Après deux heures de queue, j’ai enfin pu entrer dans l’auditorium, qui high-school oblige, était dépourvu de bière. L’absence de mon breuvage favori m’aurait habituellement fait prendre mes jambes à mon cou, réflexe que j’ai évité pour une fois, par peur de me faire assassiner par la foule d’ultras sans billets campant bredouille devant l’entrée.

Parlons un peu du set. Car si les mozeux lui auraient pardonné tout et n’importe quoi, quant à moi on me forçait à être sobre et donc, forcément, plus sévère... Après une (trop) longue introduction par Russell Brand, que je soupçonne d’ailleurs d’avoir été le seul Anglais dans le public, le sauveur lover arrive sur scène, ouvrant les festivités avec le très approprié Alma Matters, suscitant des hurlements avec lesquels seuls Justin Bieber et le retour du Christ pourraient rivaliser.

Même un sourd n’aurait pas confondu la voix du chanteur des Smiths avec celle de quelqu’un d’autre, et ce soir, elle a atteint des sommets. Le groupe fut un peu bancal durant les premiers morceaux, mais prendra ses aises dès You Have Killed Me, un hymne de regrets et de rancœurs, qui sera présenté par l’artiste déclarant: «You never, ever, ever, ever, escape from school...It crushes and crushes and crushes you down... well it did me anyway».

Un autre point fort fut le prévisible mais poignant Meat Is Murder, un morceau dont l’absence de second degré est, et c’est bien rare, un atout. Cette tendance à dramatiser, bien qu’elle soit très évidente lorsqu’il s’agit d’animaux, est toujours présente chez Morrissey, et c’est peut-être ce qui fait de lui un tel objet de culte. Si ce n’était pour sa plume, les thèmes qu’il aborde le feraient plus passer pour un bouffon que pour Pagliacci.
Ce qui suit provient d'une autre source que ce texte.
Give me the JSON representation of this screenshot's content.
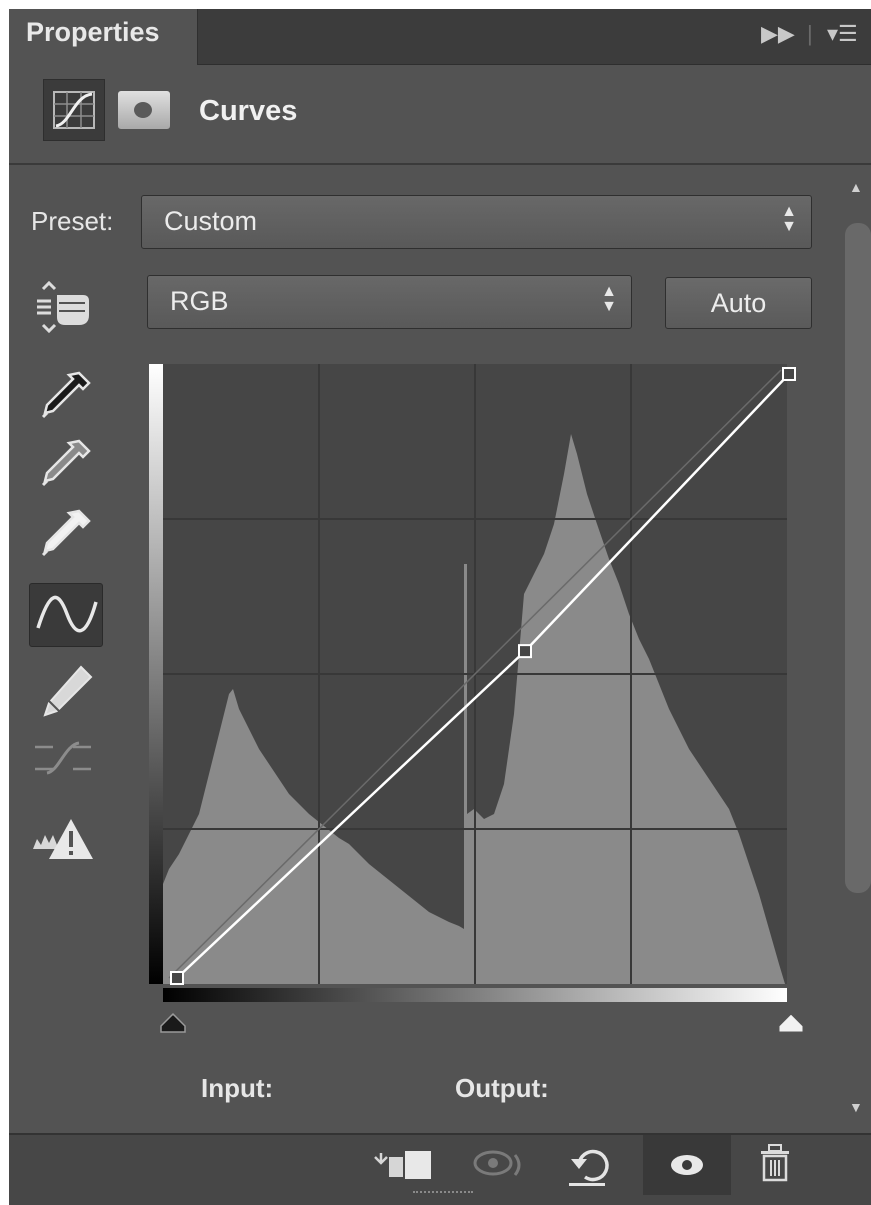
{
  "panel": {
    "tab_label": "Properties",
    "header_title": "Curves",
    "preset_label": "Preset:",
    "preset_value": "Custom",
    "channel_value": "RGB",
    "auto_label": "Auto",
    "input_label": "Input:",
    "output_label": "Output:"
  },
  "tools": [
    {
      "name": "on-image-adjust-icon",
      "active": false
    },
    {
      "name": "sample-black-point-eyedropper-icon",
      "active": false
    },
    {
      "name": "sample-gray-point-eyedropper-icon",
      "active": false
    },
    {
      "name": "sample-white-point-eyedropper-icon",
      "active": false
    },
    {
      "name": "edit-points-curve-icon",
      "active": true
    },
    {
      "name": "draw-pencil-icon",
      "active": false
    },
    {
      "name": "smooth-curve-icon",
      "active": false
    },
    {
      "name": "clipping-warning-icon",
      "active": false
    }
  ],
  "curve": {
    "points": [
      [
        0,
        0
      ],
      [
        145,
        138
      ],
      [
        255,
        255
      ]
    ],
    "range": [
      0,
      255
    ]
  },
  "footer_icons": [
    "clip-to-layer-icon",
    "view-previous-state-icon",
    "reset-icon",
    "visibility-eye-icon",
    "delete-trash-icon"
  ],
  "colors": {
    "panel_bg": "#535353",
    "histogram": "#8a8a8a",
    "graph_bg": "#464646",
    "curve": "#ffffff"
  }
}
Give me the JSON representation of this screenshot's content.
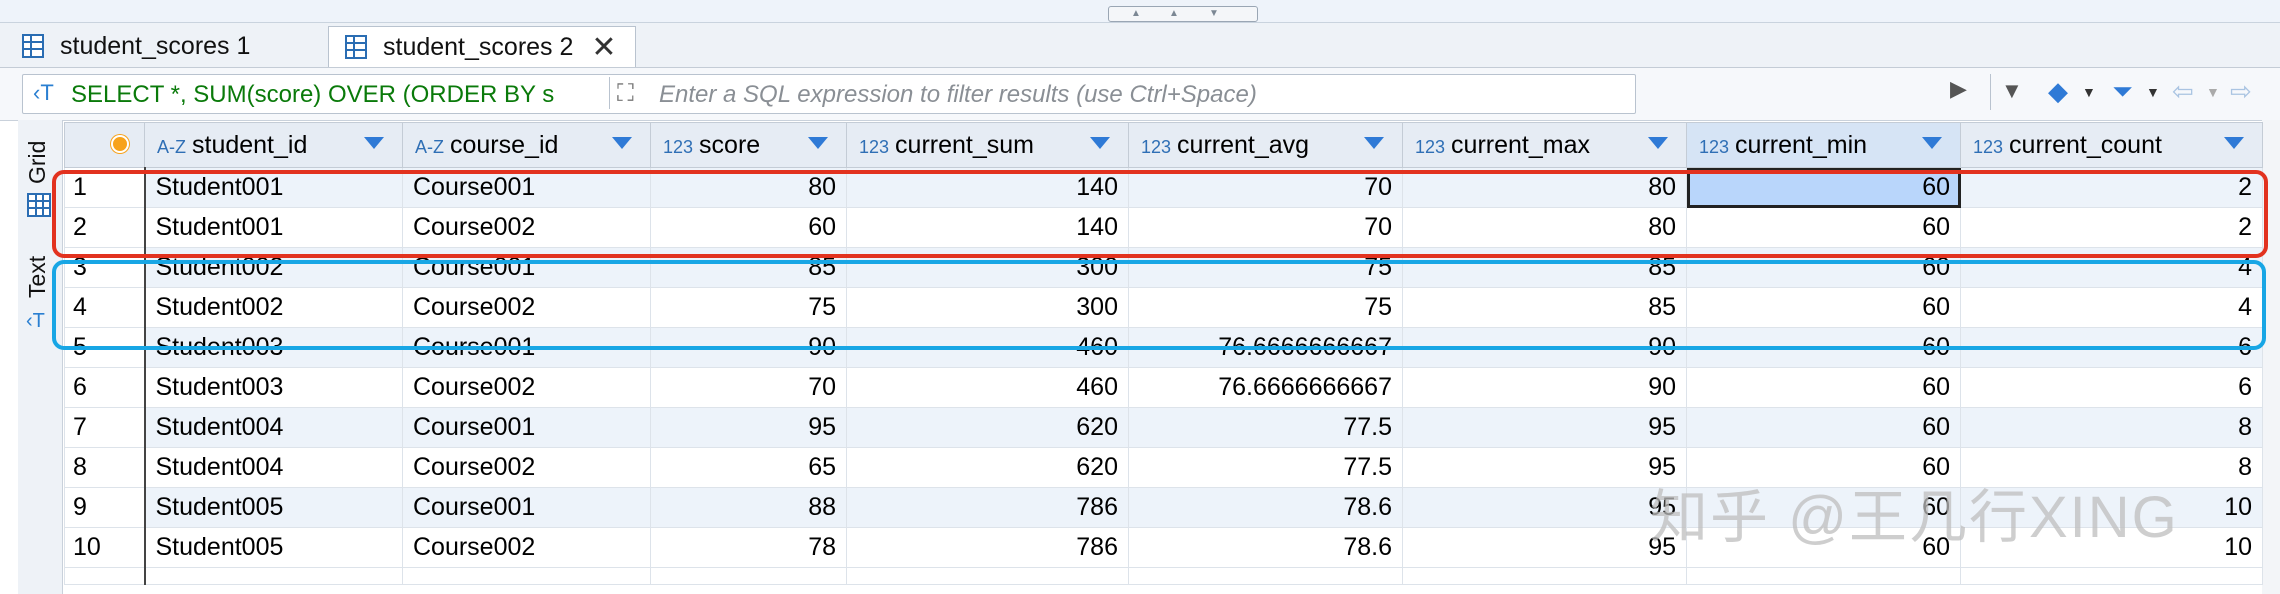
{
  "tabs": [
    {
      "label": "student_scores 1",
      "active": false
    },
    {
      "label": "student_scores 2",
      "active": true
    }
  ],
  "filter": {
    "sql_text": "SELECT *, SUM(score) OVER (ORDER BY s",
    "placeholder": "Enter a SQL expression to filter results (use Ctrl+Space)"
  },
  "side_panel": {
    "grid_label": "Grid",
    "text_label": "Text"
  },
  "columns": [
    {
      "type": "A-Z",
      "name": "student_id"
    },
    {
      "type": "A-Z",
      "name": "course_id"
    },
    {
      "type": "123",
      "name": "score"
    },
    {
      "type": "123",
      "name": "current_sum"
    },
    {
      "type": "123",
      "name": "current_avg"
    },
    {
      "type": "123",
      "name": "current_max"
    },
    {
      "type": "123",
      "name": "current_min"
    },
    {
      "type": "123",
      "name": "current_count"
    }
  ],
  "rows": [
    [
      "1",
      "Student001",
      "Course001",
      "80",
      "140",
      "70",
      "80",
      "60",
      "2"
    ],
    [
      "2",
      "Student001",
      "Course002",
      "60",
      "140",
      "70",
      "80",
      "60",
      "2"
    ],
    [
      "3",
      "Student002",
      "Course001",
      "85",
      "300",
      "75",
      "85",
      "60",
      "4"
    ],
    [
      "4",
      "Student002",
      "Course002",
      "75",
      "300",
      "75",
      "85",
      "60",
      "4"
    ],
    [
      "5",
      "Student003",
      "Course001",
      "90",
      "460",
      "76.6666666667",
      "90",
      "60",
      "6"
    ],
    [
      "6",
      "Student003",
      "Course002",
      "70",
      "460",
      "76.6666666667",
      "90",
      "60",
      "6"
    ],
    [
      "7",
      "Student004",
      "Course001",
      "95",
      "620",
      "77.5",
      "95",
      "60",
      "8"
    ],
    [
      "8",
      "Student004",
      "Course002",
      "65",
      "620",
      "77.5",
      "95",
      "60",
      "8"
    ],
    [
      "9",
      "Student005",
      "Course001",
      "88",
      "786",
      "78.6",
      "95",
      "60",
      "10"
    ],
    [
      "10",
      "Student005",
      "Course002",
      "78",
      "786",
      "78.6",
      "95",
      "60",
      "10"
    ]
  ],
  "watermark": "知乎 @王几行XING",
  "colors": {
    "highlight_red": "#e2321f",
    "highlight_blue": "#18a6e5",
    "selected_cell": "#b9d6fb"
  }
}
Le set fut un mélange de classiques des Smiths (Still Ill, That Joke Isnt’ Funny Anymore) et de perles solo (You’re The One for Me, Fatty, Everyday Is Like Sunday, Action Is My Middle Name...), dans un format «best-of» qui, s’il ne s’agissait de ce contexte particulier, m’aurait un laissé un peu sur ma faim... Mais au-delà de la musique, qui fut loin d’être mauvaise, j’ai été particulièrement touché par la relation de dévouement total entre fan et artiste. Une réciprocité que ce concert a parfaitement illustrée. Pour une fois, l’hystérie était peut-être appropriée, pour la simple et bonne raison que nous étions, en effet, privilégiés. La proportion entre le culte de l’artiste et l’intimité de la salle dépassait tout ce que j’avais eu l’occasion de voir par le passé, et j’ai eu l’impression inhabituelle, en entendant une phrase telle que «… please remember, I love you», qu’elle venait du cœur.